Carl Bischoff, überdeutliches Alter Ego des Dichters Lutz Seiler, folgt hier nichts anderem als jenem rauen Sirenenruf Berlins, den so viele seit Generationen vernehmen. Diese Stadt ist so verheißungsvoll wie abstoßend, so verlockend wie brutal. In jenen Nachwendejahren jedoch zeigt sie sich kurz formbar – politisch wie privat.

Der gelernte Maurer Carl gerät an eine Bande, das „kluge Rudel“. Unschwer sind reale Personen zu erkennen, die seinerzeit diese kurze freidrehende Berliner Phase stadtpolitisch und habituell geprägt haben. Seiler ordnet sie als Personal an, er führt seine Leser ihnen zur Seite durch Mitte und Prenzlauer Berg – dorthin, wo Utopien von Selbstverwaltung und Gleichheit, aber auch von Verteilungspolitik und Seelenwanderung durchgespielt werden.

Frei im Limbus schweben

Der Westen, die große Politik, das neue Geld – nichts davon berührt Carls Leben auf der Insel Ostberlin. Er nennt und schildert die einschlägigen Kneipen, Klubs und Bars, die besetzten Häuser und Straßenzüge, die scheinbar frei im vorkapitalistischen Limbus schweben.

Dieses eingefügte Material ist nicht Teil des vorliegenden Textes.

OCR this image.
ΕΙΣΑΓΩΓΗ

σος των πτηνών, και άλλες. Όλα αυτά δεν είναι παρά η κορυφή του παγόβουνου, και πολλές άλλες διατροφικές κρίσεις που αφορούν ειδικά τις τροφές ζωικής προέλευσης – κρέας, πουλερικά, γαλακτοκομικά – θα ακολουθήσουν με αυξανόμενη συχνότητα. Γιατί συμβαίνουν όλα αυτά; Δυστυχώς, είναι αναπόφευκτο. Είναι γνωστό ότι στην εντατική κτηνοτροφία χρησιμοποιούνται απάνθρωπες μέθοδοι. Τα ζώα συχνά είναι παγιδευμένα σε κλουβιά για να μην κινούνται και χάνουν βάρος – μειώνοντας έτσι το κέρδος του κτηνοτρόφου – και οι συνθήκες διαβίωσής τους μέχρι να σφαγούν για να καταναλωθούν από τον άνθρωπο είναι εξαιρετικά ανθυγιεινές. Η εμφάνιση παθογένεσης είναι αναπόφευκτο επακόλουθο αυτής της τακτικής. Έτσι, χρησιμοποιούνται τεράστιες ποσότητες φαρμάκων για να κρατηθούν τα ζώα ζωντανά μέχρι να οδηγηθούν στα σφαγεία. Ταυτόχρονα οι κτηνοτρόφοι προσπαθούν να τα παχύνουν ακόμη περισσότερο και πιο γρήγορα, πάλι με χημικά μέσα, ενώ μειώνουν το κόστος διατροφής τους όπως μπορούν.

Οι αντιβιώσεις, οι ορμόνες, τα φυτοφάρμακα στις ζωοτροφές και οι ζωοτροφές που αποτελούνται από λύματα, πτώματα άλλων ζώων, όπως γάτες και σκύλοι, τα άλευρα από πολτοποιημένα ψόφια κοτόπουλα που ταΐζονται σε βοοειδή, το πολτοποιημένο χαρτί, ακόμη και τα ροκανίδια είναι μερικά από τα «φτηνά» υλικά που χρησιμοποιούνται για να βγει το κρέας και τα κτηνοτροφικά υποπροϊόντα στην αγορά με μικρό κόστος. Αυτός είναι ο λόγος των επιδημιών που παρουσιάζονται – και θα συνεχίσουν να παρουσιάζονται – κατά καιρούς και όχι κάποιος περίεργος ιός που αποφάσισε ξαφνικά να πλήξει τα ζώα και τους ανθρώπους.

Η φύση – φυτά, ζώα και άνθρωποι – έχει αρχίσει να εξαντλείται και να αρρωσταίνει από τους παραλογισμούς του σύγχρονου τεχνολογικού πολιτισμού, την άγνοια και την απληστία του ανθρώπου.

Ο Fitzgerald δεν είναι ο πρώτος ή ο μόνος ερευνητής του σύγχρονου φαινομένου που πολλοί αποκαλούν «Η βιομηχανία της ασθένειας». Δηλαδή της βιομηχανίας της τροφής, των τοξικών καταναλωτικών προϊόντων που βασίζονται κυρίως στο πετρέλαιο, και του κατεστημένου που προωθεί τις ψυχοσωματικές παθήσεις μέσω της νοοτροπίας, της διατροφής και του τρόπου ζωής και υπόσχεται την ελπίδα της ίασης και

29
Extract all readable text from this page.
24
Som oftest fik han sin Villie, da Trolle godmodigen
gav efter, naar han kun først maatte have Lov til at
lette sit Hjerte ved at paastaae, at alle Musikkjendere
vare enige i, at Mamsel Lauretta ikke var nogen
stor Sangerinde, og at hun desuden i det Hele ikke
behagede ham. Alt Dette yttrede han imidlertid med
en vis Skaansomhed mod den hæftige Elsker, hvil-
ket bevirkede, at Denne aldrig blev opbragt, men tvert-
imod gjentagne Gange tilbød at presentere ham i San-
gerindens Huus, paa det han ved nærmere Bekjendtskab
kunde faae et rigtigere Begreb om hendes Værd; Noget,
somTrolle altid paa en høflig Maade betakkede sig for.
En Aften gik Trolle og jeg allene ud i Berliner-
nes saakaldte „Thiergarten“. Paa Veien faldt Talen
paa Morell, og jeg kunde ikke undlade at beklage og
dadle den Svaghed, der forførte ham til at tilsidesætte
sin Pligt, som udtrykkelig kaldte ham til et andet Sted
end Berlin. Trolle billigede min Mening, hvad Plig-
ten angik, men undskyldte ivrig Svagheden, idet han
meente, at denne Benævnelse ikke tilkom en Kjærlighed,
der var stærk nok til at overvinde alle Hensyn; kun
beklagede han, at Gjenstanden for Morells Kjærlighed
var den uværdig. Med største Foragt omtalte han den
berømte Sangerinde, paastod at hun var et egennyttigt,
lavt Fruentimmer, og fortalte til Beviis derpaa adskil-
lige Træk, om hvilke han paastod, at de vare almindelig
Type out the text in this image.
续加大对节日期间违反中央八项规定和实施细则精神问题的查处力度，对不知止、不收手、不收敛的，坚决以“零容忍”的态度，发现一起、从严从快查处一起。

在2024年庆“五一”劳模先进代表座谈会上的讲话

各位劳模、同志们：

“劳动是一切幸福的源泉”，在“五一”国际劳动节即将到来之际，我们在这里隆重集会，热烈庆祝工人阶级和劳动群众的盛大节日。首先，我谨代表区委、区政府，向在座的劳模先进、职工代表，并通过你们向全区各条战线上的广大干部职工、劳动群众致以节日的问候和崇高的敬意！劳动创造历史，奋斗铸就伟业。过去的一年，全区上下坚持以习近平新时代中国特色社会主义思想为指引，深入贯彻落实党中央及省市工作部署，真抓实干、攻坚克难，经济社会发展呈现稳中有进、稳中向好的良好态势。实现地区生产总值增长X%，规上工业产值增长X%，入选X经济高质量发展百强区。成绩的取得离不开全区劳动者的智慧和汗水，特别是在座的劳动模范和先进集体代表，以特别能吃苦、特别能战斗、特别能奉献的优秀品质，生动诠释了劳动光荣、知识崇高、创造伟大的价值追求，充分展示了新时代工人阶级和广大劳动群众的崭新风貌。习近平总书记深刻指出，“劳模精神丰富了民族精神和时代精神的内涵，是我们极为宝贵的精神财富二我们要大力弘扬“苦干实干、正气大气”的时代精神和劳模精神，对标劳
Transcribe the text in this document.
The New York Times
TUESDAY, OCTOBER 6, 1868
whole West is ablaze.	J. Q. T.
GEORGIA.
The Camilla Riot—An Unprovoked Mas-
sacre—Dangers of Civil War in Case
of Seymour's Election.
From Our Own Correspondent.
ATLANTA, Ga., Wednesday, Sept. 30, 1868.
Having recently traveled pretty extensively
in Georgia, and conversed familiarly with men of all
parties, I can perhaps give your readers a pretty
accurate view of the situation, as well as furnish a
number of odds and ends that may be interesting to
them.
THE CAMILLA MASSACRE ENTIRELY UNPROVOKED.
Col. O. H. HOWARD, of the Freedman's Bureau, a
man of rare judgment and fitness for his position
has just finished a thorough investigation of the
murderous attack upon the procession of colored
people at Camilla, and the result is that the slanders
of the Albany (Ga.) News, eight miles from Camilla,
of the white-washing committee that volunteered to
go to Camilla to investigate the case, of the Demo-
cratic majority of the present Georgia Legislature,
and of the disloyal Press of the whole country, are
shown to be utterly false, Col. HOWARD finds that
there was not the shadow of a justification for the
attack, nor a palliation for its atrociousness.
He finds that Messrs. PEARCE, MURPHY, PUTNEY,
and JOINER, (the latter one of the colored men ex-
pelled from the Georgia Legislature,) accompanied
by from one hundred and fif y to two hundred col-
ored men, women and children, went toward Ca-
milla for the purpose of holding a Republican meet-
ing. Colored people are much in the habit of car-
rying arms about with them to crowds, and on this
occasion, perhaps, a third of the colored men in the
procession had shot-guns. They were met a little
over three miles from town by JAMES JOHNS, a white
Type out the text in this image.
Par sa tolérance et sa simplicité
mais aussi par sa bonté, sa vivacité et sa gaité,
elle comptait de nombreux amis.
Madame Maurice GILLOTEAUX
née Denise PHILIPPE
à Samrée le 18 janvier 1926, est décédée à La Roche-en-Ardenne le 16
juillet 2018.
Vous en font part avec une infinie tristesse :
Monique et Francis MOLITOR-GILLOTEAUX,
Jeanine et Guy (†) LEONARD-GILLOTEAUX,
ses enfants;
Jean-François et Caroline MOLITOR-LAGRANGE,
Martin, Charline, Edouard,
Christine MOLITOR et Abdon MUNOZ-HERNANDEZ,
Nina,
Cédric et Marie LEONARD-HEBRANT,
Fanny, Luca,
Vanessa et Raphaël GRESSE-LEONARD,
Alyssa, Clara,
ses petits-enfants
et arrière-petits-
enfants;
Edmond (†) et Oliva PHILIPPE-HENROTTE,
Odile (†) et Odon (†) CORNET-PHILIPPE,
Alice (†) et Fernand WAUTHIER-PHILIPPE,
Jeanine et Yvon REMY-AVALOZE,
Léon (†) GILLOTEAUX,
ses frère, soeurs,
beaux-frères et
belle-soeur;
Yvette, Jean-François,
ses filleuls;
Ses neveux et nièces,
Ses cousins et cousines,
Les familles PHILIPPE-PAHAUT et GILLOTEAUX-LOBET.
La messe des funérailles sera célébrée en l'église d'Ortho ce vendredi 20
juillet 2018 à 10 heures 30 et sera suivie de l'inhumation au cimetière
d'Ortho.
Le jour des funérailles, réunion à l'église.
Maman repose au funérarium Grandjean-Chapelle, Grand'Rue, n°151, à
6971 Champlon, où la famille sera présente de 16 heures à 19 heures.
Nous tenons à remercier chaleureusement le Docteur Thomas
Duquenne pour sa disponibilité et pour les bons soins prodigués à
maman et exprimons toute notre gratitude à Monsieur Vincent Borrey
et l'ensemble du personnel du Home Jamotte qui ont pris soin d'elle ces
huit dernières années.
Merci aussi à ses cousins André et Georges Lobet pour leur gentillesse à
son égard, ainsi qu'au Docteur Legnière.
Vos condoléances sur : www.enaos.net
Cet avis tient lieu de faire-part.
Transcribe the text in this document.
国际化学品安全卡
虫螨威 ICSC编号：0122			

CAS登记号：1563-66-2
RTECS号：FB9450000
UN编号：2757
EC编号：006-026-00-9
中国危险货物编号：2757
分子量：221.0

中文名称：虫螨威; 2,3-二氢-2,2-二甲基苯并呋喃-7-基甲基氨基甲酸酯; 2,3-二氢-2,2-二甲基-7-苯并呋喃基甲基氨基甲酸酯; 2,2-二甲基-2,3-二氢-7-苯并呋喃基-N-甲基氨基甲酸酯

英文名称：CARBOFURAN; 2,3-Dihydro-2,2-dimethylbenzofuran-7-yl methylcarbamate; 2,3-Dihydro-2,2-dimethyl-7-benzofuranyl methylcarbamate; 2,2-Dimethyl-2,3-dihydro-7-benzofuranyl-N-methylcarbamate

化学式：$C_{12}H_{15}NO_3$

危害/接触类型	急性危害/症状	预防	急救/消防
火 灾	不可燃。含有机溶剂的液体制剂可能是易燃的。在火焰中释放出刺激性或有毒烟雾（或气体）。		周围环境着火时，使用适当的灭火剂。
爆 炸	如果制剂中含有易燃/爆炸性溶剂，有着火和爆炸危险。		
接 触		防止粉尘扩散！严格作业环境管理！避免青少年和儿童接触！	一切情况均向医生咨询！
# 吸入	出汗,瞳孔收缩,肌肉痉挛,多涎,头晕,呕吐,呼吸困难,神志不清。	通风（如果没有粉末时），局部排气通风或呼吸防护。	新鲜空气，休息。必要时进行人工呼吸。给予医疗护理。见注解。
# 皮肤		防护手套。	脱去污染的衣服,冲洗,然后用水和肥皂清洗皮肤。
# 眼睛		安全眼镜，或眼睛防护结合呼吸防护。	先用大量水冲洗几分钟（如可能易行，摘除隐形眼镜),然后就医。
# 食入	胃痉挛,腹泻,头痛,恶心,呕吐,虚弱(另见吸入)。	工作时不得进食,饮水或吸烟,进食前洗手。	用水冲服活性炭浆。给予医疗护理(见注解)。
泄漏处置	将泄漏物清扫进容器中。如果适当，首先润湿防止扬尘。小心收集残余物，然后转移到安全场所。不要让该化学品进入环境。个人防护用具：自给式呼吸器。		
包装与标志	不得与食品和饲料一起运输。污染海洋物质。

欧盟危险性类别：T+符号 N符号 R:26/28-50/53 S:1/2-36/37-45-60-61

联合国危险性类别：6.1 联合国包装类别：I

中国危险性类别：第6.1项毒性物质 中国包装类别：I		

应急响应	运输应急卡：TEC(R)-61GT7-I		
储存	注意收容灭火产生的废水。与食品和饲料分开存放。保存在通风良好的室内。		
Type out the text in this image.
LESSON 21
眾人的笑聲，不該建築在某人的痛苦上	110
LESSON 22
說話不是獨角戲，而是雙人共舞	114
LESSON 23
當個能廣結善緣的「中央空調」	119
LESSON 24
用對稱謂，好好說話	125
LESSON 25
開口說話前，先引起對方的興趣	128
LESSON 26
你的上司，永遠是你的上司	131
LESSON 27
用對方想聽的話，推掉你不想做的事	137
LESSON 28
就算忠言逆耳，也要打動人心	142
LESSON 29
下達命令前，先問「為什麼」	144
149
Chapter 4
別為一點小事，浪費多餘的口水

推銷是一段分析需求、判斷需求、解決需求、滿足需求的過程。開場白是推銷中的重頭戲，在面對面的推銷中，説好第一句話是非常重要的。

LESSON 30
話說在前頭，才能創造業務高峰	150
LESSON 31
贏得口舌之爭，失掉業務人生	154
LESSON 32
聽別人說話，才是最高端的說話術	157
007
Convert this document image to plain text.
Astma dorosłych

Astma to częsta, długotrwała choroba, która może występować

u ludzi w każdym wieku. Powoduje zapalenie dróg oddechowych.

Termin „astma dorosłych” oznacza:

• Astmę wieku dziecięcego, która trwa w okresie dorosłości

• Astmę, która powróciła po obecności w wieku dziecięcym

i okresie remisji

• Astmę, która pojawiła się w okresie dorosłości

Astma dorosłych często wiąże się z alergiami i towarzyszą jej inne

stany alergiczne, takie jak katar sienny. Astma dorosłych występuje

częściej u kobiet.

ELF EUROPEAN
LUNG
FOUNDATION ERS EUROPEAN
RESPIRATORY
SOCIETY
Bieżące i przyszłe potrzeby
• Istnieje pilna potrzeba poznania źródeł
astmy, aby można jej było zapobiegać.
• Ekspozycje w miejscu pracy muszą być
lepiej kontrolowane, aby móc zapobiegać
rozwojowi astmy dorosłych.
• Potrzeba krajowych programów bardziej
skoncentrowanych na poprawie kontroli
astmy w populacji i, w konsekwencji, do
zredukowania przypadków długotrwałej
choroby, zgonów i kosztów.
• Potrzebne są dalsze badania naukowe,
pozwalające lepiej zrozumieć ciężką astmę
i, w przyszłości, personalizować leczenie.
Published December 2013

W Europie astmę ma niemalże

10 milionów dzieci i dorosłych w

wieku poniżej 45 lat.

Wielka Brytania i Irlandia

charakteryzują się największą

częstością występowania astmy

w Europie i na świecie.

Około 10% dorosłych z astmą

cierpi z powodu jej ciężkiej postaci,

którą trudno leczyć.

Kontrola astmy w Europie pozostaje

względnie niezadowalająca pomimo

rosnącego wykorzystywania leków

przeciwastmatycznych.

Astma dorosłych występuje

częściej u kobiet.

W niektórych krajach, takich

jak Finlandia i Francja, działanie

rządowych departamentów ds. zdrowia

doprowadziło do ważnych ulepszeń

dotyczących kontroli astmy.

Schon sehr bald werden sie wieder eingefangen sein, wird sich die Stadtgesellschaft wieder teilen in Gewinner und Verlierer. Aber noch – eine Schrecksekunde der deutschen Geschichte lang – scheint hier in den verwinkelten Hinterhöfen, den Seitenstraßen und Kellerklubs schier alles möglich.

Wie ein zufälliger Gast drückt sich Carl am Rande dieser Ereignisse entlang. Vieles widerfährt ihm, vieles lässt er sich zuteilen, zu oft bringt er es nicht fertig, sich zu behaupten. Etwa wenn es um seine große Liebe Effi geht. Die Geschichte vom Einzelgänger Carl und der alleinerziehenden Effi und deren Kind Freddy steht exemplarisch für diese Jahre, in denen aus der „kleinsten Zelle der Gesellschaft“ eine Welt der Optionen wird.

Der schrullige Carl begreift nicht, dass Elternschaft, auch Co-Elternschaft, stets konkret ist. Dass ein Kind nicht zur lyrischen Oberfläche taugt und dass die Mutter mit Öffnung der Grenzen mehr hat als nur eine oder zwei Möglichkeiten, ihr Leben zu wenden. Die missglückende Liebe dieser beiden Suchenden hat auf beiden Seiten etwas Bedürftiges, ganz zart in all seiner Vergeblichkeit.

Die Zeit der Träume endet

Mit Effis Flucht aus Berlin endet auch die Odyssee des Carl Bischoff. Die Zeit der Träume, der sich öffnenden Fenster endet. Aus dem Besetzer wird ein Mieter, aus dem Dichter ein Autor, aus dem Jüngling ein Mann. Der Kapitalismus beendet die kurze Phase der Anarchie; Berlin, diese trotzige Stadt, wird verteilt.

Carl beginnt das gerade erst zu begreifen, und er beschließt, „vernünftig“ zu werden. In einer der letzten Szenen steht Carl Bischoff im Prenzlauer Berg. Wo eben noch die Kohleöfen rauchten und die Außenklos im Winter einfroren, sind die ersten sanierten Häuser zu besichtigen. „Ihre absurde, im Grau der Straße surreale Helligkeit (beige, gelb oder ockerfarben) blendete die Augen und überbrachte die Botschaft einer kommenden Zeit, in der es keinen Platz mehr geben würde für die gute alte Schwärze.“

Berührender als Lutz „Carl“ Seiler hat sehr lange niemand mehr von diesen nebligen, von anderen Dichtern zig mal in grellen Farben übertünchten Jahren erzählt.